Attualità - 04 marzo 2026, 15:13

Dalla tensione in aeroporto a Dubai tra le bombe al ritorno a casa: Alassio riabbraccia Giacomo Aicardi

Ad accogliere in Comune il giovane tutor, che si trovava negli Emirati con 200 studenti, il sindaco Melgrati. In giornata rientrerà anche un'altra famiglia alassina

Con momenti difficili da dimenticare nella memoria e nel cuore il sollievo di aver scampato ogni pericolo , è tornato a casa l’alassino Giacomo Aicardi, rimasto bloccato lo scorso sabato mattina (28 febbraio, ndr) in aeroporto a Dubai, insieme a oltre duecento studenti italiani impegnati in un progetto di simulazione diplomatica internazionale e di cui era tra i tutor, a causa dell’attacco missilistico scagliato dall’Iran verso gli Emirati.

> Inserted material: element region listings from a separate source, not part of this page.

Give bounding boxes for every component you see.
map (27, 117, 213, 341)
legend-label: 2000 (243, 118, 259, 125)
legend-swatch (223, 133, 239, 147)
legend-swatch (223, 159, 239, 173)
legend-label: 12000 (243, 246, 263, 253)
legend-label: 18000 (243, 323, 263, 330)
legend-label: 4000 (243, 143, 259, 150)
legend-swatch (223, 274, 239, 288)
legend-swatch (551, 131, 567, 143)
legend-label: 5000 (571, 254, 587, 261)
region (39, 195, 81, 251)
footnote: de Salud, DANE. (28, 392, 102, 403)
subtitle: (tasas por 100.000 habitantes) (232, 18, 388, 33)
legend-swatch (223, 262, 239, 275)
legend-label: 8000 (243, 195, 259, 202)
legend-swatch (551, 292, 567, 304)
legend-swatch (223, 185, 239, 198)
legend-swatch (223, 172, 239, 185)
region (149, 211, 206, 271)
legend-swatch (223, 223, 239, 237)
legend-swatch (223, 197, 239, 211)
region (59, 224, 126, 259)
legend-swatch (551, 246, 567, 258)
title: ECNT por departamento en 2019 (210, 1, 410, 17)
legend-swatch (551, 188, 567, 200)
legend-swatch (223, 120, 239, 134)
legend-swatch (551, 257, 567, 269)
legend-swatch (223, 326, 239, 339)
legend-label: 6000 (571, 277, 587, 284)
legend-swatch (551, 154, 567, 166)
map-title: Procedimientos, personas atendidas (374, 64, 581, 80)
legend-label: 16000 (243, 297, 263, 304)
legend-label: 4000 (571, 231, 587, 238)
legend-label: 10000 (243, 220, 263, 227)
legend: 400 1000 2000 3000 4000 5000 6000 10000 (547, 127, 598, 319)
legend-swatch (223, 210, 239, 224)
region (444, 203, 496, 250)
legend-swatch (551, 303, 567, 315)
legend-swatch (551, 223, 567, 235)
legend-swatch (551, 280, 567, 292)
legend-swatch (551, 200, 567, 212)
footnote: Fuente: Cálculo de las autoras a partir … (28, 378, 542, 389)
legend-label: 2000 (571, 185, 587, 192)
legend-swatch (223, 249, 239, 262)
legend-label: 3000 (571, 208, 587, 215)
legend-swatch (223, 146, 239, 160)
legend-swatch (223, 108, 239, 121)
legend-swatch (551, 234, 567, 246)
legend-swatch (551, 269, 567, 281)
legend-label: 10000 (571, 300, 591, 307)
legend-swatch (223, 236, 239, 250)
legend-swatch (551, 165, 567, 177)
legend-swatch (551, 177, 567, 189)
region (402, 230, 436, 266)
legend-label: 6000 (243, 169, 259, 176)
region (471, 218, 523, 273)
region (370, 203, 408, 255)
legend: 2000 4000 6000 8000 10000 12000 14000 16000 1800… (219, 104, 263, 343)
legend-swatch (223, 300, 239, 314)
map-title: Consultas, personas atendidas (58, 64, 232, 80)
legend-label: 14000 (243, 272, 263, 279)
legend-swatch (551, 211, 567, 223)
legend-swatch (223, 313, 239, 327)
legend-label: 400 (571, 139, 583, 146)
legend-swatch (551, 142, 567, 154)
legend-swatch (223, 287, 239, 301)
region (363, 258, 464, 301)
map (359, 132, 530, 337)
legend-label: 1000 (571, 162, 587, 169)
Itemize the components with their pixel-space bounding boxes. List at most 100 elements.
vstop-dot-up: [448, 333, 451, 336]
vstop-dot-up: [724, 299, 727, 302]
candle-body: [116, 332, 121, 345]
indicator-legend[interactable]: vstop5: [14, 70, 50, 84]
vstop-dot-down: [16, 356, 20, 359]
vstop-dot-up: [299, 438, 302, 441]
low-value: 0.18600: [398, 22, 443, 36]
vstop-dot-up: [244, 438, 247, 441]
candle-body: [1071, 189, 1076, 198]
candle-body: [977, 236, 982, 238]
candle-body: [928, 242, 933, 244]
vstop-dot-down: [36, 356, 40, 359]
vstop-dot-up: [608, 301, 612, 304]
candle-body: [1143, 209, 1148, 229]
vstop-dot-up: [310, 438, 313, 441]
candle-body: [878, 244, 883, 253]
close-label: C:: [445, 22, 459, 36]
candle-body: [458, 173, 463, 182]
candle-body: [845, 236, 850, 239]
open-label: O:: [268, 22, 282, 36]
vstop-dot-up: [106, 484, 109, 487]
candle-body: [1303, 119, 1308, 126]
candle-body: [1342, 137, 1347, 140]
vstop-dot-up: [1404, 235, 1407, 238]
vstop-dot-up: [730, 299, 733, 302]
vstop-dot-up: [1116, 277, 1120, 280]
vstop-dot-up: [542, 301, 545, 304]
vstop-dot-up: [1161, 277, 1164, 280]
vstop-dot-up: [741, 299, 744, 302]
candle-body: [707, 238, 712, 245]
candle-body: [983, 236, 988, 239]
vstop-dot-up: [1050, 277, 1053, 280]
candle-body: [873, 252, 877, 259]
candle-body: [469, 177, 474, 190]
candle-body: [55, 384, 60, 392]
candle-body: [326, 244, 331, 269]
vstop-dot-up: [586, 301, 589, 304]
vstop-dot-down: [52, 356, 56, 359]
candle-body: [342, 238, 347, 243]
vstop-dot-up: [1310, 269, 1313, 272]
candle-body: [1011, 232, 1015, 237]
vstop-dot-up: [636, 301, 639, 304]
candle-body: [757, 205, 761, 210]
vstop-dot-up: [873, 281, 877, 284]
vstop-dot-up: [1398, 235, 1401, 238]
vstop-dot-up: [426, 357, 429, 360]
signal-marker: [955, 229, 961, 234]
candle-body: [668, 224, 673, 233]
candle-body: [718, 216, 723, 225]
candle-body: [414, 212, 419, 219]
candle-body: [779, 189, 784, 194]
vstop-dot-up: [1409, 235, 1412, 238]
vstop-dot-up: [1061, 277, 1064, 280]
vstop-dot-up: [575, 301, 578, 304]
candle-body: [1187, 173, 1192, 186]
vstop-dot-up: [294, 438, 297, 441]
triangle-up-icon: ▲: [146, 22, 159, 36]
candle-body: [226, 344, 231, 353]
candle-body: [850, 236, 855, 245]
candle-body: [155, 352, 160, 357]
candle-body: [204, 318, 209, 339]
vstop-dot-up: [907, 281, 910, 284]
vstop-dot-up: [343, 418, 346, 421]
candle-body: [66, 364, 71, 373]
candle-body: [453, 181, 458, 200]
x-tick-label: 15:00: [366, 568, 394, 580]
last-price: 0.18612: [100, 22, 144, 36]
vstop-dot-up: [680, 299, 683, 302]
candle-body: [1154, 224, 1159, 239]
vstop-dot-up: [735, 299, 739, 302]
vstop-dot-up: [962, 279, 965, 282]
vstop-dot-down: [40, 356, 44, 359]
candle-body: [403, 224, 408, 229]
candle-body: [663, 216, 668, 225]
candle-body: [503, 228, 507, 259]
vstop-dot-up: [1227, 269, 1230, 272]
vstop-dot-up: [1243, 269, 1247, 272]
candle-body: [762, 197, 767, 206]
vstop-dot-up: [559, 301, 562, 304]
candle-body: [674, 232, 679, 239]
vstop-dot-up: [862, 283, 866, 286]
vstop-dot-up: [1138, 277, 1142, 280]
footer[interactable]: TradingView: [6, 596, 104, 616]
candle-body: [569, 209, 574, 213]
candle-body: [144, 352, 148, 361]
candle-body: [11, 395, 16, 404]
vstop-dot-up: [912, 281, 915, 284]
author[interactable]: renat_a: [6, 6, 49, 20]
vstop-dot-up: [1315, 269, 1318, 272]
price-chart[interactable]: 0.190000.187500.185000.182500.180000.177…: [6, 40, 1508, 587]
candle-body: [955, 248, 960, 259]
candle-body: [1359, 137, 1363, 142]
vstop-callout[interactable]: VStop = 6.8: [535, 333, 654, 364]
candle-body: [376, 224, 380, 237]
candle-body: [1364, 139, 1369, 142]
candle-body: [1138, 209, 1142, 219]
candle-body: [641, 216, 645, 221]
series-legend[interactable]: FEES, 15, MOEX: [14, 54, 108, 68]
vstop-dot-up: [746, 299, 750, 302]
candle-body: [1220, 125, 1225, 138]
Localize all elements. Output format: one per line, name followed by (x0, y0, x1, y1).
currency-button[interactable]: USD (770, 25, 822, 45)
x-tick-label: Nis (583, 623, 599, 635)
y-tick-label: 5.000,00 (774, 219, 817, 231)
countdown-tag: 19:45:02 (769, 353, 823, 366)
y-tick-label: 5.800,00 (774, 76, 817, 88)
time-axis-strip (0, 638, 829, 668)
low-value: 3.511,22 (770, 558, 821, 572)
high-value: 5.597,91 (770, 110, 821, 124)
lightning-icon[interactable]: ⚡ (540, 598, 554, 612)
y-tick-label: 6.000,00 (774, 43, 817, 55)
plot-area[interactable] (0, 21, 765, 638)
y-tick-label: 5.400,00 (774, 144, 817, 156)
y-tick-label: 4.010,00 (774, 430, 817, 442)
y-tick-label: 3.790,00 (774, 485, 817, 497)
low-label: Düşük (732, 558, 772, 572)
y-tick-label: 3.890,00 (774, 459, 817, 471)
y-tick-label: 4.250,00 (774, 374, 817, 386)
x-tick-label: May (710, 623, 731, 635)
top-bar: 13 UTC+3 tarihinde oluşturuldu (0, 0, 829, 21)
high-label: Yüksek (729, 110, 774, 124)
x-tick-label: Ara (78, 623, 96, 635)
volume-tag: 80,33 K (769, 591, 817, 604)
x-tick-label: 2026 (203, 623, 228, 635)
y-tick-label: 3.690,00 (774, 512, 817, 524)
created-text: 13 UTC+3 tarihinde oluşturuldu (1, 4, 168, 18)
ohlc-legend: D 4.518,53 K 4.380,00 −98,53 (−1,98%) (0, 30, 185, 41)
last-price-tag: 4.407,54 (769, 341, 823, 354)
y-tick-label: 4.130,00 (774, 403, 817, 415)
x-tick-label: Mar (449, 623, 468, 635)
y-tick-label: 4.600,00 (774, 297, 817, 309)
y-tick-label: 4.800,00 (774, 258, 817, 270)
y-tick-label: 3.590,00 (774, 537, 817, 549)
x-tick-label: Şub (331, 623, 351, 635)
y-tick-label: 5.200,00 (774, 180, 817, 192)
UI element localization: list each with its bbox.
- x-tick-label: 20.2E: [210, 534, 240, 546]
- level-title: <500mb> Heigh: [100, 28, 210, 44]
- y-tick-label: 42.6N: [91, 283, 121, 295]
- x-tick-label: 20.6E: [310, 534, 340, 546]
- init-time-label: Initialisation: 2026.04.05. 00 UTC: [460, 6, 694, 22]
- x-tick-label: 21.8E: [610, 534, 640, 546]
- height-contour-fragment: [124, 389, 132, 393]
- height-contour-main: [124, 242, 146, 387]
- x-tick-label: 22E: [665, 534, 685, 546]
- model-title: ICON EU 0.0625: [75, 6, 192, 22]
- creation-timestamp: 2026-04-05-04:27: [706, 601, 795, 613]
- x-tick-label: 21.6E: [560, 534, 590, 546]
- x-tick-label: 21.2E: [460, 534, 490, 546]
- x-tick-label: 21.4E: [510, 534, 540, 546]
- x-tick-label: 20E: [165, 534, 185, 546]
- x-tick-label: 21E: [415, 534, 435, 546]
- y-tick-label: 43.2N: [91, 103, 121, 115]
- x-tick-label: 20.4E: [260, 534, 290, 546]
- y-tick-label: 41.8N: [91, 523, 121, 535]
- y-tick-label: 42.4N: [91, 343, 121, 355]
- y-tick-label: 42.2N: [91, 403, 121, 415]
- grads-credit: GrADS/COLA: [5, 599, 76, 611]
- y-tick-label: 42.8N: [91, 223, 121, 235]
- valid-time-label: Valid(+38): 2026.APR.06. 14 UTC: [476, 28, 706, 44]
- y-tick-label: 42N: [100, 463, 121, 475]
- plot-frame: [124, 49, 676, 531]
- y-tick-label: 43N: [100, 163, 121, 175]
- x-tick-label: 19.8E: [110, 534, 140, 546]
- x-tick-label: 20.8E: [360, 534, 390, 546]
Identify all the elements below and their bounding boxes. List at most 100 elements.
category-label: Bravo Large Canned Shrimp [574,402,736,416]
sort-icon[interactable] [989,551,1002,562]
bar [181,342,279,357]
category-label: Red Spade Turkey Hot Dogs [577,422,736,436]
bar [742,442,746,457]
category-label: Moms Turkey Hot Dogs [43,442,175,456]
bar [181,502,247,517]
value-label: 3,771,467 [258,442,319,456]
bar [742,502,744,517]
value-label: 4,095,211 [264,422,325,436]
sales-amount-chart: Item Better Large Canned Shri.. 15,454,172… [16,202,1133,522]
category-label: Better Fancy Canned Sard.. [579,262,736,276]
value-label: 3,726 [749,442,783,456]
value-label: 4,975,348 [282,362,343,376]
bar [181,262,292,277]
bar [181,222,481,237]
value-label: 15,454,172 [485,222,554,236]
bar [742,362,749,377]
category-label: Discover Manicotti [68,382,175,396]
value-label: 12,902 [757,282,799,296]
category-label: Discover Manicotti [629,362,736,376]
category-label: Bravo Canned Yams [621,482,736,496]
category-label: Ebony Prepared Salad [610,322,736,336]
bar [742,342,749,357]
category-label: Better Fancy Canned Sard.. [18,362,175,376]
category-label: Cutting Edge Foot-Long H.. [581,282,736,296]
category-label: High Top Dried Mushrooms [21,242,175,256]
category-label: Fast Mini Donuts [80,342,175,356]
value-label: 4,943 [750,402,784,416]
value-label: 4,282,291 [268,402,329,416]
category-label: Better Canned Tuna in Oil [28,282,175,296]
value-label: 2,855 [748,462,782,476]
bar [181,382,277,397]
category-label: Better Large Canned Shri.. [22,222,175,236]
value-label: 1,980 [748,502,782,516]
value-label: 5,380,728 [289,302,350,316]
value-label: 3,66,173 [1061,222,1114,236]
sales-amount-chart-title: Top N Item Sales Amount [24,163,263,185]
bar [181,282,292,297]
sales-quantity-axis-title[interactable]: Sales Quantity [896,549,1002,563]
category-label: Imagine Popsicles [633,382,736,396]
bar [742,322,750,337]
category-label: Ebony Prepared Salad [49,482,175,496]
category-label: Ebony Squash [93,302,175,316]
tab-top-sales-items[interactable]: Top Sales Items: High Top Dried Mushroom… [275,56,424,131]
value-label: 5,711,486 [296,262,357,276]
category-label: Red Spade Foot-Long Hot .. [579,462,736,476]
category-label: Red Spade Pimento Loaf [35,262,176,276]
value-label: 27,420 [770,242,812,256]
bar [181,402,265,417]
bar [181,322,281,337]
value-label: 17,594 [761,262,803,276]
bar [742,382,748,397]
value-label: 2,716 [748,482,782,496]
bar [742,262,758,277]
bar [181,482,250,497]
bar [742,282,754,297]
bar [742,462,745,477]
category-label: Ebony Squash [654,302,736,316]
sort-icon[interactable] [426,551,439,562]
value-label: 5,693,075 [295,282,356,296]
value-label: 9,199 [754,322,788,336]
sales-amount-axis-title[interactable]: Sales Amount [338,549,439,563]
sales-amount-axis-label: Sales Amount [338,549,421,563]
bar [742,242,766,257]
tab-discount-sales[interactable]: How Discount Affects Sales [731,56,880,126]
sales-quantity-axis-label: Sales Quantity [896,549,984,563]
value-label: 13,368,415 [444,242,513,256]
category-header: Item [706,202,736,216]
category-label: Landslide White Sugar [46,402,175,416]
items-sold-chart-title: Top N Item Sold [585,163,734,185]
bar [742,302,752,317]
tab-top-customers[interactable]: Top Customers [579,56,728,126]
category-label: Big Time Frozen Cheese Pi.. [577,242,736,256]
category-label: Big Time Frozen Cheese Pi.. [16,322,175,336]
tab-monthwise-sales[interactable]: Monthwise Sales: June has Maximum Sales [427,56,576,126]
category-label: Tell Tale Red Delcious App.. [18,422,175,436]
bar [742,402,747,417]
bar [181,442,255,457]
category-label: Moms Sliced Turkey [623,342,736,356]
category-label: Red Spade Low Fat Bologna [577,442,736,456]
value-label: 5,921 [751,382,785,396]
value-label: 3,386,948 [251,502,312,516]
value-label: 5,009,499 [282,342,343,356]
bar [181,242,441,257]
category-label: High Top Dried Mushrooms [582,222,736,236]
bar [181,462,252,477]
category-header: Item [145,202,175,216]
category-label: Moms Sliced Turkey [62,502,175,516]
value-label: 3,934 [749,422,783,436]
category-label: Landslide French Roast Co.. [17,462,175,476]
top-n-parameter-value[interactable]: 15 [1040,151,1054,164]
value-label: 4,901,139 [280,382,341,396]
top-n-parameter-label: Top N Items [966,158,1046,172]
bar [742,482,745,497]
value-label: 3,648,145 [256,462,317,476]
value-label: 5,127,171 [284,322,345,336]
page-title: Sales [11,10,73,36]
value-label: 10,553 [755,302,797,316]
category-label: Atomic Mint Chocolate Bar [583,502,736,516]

E così questa mattina, a poche ore dallo sbarco del volo di Stato a Malpensa che ha riportato tutti a casa, dopo essere tornato a riabbracciare la sua famiglia, Giacomo è stato accolto anche in Comune ad Alassio dal sindaco Marco Melgrati per un saluto che sa di fine incubo.

Con la consueta calma che lo contraddistingue, Aicardi ha raccontato le ore scandite dalle esplosioni udite nei pressi dei due hotel in cui alloggiava con il gruppo, dagli allarmi sui telefoni cellulari e dalle corse lungo le scale per raggiungere i bunker predisposti per la sicurezza. Fino al trasferimento verso l’aeroporto di Abu Dhabi, avvenuto sotto la scorta del console italiano e di auto di sicurezza.

Nelle sue parole la gioia per essere tornato a casa, ma anche la preoccupazione per quanti si trovano ancora in attesa di poter rientrare in Italia. Durante l’emergenza, uno dei dieci tutor coinvolti nel progetto, è stato delegato a mantenere i contatti con le famiglie degli studenti, assicurando aggiornamenti costanti e cercando di rassicurare genitori e ragazzi nei momenti più delicati.

“Siamo profondamente sollevati per il rientro di Giacomo e degli studenti italiani - sottolinea il sindaco Melgrati -. Nelle difficili giornate trascorse a Dubai ha dimostrato ancora una volta quel grande senso di responsabilità e quello spirito di comunità che gli sono propri e che tutti noi apprezziamo. Siamo molto felici anche per il ritorno, avvenuto oggi allo scalo di Bergamo, di un altro nostro concittadino, Daniele Siviero, insieme alla sua famiglia, anche loro rimasti bloccati a Dubai e costretti a vivere ore di incertezza e preoccupazione. A tutti loro va l’abbraccio sincero della nostra comunità”.

Un rientro che chiude giorni di apprensione per le famiglie e per l’intera città, rimasta con il fiato sospeso fino alla notizia, attesa, del ritorno a casa di Giacomo e non solo.